Possible to split String returning [(&str, index: usize)]


#1

Problem: Strings of variable text that I need to parse semantically. For instance the text may give a person’s affiliation within a university. The format of this affiliation may be inconsistent however: “Department of Foo” vs “Bar Department”. This affiliation can also occur at any point in the text.

My approach: Split the text into collection of individual words using text.split(" ") then iterate over the collection for the keyword (e.g., “Department”) using enumerate() to look at the word immediately preceding or two words following the keyword.

let splittext = text.split(" ").clone().collect();
for (i, word) in splittext.enumerate() {
  if word.contains("Department") {
    match splittext[i+1] {
      "of" => return splittext[i+2],
      _ => return splittext[i-1]
    }

However this means that if the “Department” has a name > 1 word long the name will be truncated. “Department of Baz Qux” would only return “Baz”.

Possible solution: Upon finding the keyword, scan forward or backward in the original text to find another delimiter (lowercase word or punctuation). If the keyword is not preceded by lowercase word or punctuation, then return the preceding words that meet those criteria. Else return the words following the keyword up to lowercase (excluding initial “of”) or punctuation.

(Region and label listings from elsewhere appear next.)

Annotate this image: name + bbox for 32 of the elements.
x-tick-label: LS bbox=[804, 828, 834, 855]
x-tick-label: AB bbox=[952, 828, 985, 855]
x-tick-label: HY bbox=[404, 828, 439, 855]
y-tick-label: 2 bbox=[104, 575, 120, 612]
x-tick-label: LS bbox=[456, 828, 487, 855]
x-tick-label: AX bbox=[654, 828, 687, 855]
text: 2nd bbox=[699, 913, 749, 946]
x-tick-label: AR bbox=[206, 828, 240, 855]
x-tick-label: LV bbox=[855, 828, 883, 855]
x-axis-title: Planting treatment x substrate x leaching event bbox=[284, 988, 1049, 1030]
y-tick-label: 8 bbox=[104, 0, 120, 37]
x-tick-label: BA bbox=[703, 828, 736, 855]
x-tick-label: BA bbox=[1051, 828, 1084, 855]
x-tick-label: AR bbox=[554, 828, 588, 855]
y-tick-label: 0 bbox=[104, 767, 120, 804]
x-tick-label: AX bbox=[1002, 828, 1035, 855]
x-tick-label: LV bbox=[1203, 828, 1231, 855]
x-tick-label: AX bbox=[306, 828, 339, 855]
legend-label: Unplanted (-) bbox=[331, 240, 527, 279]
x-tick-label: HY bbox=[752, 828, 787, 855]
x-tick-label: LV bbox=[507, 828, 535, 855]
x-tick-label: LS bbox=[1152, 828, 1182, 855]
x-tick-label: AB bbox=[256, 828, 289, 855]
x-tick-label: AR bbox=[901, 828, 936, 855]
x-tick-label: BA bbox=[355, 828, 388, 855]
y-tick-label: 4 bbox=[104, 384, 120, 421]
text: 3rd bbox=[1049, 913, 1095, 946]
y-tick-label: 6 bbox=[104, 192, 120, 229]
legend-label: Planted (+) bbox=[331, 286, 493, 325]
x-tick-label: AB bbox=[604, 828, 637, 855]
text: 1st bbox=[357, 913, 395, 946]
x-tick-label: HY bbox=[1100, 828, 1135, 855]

It occurs to me that I could get the index in the original string using find(keyword) rather than splitting the string in the first place, but I am curious now if it is possible to split a string and return a tuple including the index of the split in the original string.


#2

You can probably write this behavior yourself using str::match_indices, which gives you both the index of the start of the split as well as the length of the matched pattern.